One of the few true Mallets in the USA was the H-6 Class of locomotives on the Chesapeake and Ohio Railroad, some of which were the last locomotives built by Baldwin for any North American Railroad. 1309 was delivered in 1949, being an improved 1921 design, and after a working life of only seven years was preserved in the Baltimore Railroad Museum, where I photographed it on 23 April 1978. Note the 35 inch diameter low pressure cylinders and the 22 inch diameter high pressure cylinders behind. I understand that 1308 has also been preserved, but even better news is that 1309 was returned to steam in 2020, and ran on the Western Maryland Scenic Railroad in 2021 and 2022.
They may not strictly be Mallets, but it would be a pity not to mention the Big Boys of the Union Pacific Railroad. These were not compounds, in that all four cylinders used high pressure steam and were the same size, as shown in my photograph of 4012 at Bellows Falls, Vermont, on 16 October 1977. This particular locomotive is not likely to return to steam, since another Big Boy 4014 was restored to steam in 2019, and since then has travelled widely in the USA.
The logging operations in North America made use of a family of steam locomotives of which the Shay is probably the best known. Their task was to haul logs in difficult terrain on tracks which were not intended to be permanent. Speed was not needed, but power and reliability were essential reqirements. Most Shays were 3 ft gauge, but standard and narrower gauge Shays were sometimes built. The basic designs were for locomotives with two or three bogies (trucks), the outer wheels on one side of the locomotive having bevel gears engaging a line shaft connected to a crankshaft powered by three vertical cylinders, although he smallest locomotives (often 2ft gauge) might have two cylinders.
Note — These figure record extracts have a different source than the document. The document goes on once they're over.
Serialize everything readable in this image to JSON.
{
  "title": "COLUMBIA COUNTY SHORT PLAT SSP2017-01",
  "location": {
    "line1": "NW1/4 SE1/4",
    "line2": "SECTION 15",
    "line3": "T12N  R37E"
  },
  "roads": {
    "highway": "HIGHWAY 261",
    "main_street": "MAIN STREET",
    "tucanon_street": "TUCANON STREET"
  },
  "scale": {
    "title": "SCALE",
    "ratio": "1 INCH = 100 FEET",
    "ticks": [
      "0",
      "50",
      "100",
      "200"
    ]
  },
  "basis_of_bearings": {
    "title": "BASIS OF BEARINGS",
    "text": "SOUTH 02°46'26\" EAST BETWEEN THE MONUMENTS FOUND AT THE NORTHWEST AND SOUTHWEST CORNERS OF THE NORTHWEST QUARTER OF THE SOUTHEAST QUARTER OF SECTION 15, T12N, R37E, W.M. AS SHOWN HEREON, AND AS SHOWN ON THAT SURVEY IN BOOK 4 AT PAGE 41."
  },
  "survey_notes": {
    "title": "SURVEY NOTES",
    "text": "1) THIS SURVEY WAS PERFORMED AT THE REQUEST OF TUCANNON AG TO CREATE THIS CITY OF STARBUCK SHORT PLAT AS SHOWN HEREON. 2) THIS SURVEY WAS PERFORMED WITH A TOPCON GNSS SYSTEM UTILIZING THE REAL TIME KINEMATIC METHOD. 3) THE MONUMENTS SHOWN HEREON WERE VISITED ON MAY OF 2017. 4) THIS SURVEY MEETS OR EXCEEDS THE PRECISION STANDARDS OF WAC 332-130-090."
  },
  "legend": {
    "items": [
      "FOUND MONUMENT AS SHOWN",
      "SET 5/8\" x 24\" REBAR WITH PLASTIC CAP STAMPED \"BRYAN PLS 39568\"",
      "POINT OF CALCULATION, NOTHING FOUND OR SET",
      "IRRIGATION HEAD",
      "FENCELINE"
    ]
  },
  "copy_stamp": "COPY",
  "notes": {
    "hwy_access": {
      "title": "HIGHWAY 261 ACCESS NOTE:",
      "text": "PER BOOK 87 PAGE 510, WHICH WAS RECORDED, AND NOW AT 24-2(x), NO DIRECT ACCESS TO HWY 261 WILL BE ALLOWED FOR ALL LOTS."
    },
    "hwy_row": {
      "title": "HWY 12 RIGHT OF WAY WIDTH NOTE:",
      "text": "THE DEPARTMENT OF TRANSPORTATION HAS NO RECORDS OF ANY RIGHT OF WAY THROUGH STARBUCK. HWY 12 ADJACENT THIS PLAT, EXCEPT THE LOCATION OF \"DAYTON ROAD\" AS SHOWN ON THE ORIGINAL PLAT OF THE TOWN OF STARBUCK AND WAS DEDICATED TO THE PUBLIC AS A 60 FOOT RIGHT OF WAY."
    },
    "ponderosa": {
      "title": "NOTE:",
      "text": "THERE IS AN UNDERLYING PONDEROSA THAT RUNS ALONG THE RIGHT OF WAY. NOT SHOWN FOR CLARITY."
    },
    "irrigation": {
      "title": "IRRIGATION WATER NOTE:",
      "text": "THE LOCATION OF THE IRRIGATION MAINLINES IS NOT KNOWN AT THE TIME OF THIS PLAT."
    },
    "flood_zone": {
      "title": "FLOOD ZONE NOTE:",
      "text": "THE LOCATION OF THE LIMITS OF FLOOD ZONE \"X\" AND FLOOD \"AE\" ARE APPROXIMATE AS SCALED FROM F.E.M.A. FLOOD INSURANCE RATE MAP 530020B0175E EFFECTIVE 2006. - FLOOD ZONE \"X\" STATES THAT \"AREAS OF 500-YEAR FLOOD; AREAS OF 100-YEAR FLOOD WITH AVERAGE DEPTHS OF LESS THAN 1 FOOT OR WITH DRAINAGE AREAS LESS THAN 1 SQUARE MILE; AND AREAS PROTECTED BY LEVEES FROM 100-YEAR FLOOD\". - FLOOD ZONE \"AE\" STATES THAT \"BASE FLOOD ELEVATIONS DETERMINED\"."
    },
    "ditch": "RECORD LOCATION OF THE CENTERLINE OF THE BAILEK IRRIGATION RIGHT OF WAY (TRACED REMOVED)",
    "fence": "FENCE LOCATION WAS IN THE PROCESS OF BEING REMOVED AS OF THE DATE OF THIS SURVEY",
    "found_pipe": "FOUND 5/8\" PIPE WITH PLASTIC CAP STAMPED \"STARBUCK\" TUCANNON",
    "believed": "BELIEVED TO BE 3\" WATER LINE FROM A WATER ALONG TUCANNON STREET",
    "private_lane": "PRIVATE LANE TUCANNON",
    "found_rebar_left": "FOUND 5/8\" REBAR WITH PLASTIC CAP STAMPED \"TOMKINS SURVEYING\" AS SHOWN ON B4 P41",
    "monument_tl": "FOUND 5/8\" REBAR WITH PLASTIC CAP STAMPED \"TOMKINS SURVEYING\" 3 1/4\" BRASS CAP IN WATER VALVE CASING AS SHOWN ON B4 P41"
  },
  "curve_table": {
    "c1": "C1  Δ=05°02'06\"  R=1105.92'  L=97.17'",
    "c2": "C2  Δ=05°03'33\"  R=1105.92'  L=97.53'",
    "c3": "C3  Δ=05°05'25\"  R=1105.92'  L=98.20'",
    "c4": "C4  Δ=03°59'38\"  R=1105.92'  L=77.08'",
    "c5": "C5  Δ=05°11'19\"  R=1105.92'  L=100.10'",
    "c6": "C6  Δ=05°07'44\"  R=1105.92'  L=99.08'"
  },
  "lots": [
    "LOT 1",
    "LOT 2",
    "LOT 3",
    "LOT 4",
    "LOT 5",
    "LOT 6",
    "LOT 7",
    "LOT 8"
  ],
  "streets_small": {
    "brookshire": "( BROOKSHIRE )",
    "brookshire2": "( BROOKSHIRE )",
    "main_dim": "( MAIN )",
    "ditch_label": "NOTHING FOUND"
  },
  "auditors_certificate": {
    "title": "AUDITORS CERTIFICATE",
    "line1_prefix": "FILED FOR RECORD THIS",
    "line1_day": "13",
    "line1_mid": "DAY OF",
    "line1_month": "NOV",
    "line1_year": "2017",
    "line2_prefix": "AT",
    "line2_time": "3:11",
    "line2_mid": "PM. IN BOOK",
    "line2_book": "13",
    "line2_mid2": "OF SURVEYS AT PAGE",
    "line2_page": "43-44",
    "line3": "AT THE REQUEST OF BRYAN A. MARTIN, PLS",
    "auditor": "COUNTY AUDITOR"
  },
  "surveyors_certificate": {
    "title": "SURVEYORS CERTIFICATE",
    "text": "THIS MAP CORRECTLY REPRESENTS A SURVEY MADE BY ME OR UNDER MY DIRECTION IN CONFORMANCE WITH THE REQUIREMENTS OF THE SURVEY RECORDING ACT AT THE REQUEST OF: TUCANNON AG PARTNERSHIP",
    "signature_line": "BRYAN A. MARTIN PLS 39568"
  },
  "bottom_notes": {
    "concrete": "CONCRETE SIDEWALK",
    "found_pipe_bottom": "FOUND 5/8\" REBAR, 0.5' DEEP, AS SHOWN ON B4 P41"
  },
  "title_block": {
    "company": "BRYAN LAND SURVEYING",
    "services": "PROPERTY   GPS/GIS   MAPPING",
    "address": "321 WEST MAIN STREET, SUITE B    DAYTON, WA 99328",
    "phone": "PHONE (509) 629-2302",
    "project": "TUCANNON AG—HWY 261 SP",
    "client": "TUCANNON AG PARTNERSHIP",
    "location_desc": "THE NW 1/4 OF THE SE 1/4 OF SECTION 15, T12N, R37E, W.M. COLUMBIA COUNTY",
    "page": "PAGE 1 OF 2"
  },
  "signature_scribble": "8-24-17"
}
Ephraim Shay was a Logger who knew what was required, and the Lima Locomotive Works produced the first Shay locomotives to his specification in 1878, the last Lima Shay being delivered in 1945. The distinguishing feature of Shays is the offset boiler, which counterbalances the row of vertical cylinders located in front of the cab. Lima Shay 3314(1927) is a 3ft gauge two truck locomotive based in Allaire State Park on 23 October 1977 as Pine Creek Railroad No.9, being in the care of the New Jersey Museum of Transportation.
The Climax locomotive was similar in performance to the Shay, but lighter, claiming to put less load on the track. It had steeply inclined cylinders on each side of the boiler which drove a jack shaft parallel to the axles and geared to a drive shaft running centrally down the locomotive. Bevel gears connected the drive shaft to the driving wheel axles, like a motor vehicle with rear wheel drive.
The Climax Works in Pennsylvania ceased production in 1928, and one of the last locomotives produced will have been Works No.1692 (1928), which on 8 April 1978 was awaiting restoration at the Roaring Camp and Big Trees Narrow Gauge Railroad in Felton, California. It previously worked for the Elk River Coal and Lumber Co in West Virginia.
In steam at Felton on that day was another variety of logging locomotive, the Heisler. This particular locomotive had been built in 1899 to work at the West Side Lumber Co. operations in Tuolumne, California. In 1947 it was converted to standard gauge, but reverted to 3ft gauge in 1962. It is probably the oldest operating Heisler. The cylinders are in a V configuration, connecting to a horizontal shaft which in turn drives the axles through bevel gears. Unlike the Climax, on which all the axles are driven from the drive shaft, in a Climax only the outer axles in each truck are connected to the drive shaft, the wheels on the other axles being driven by siderods from the outer wheels.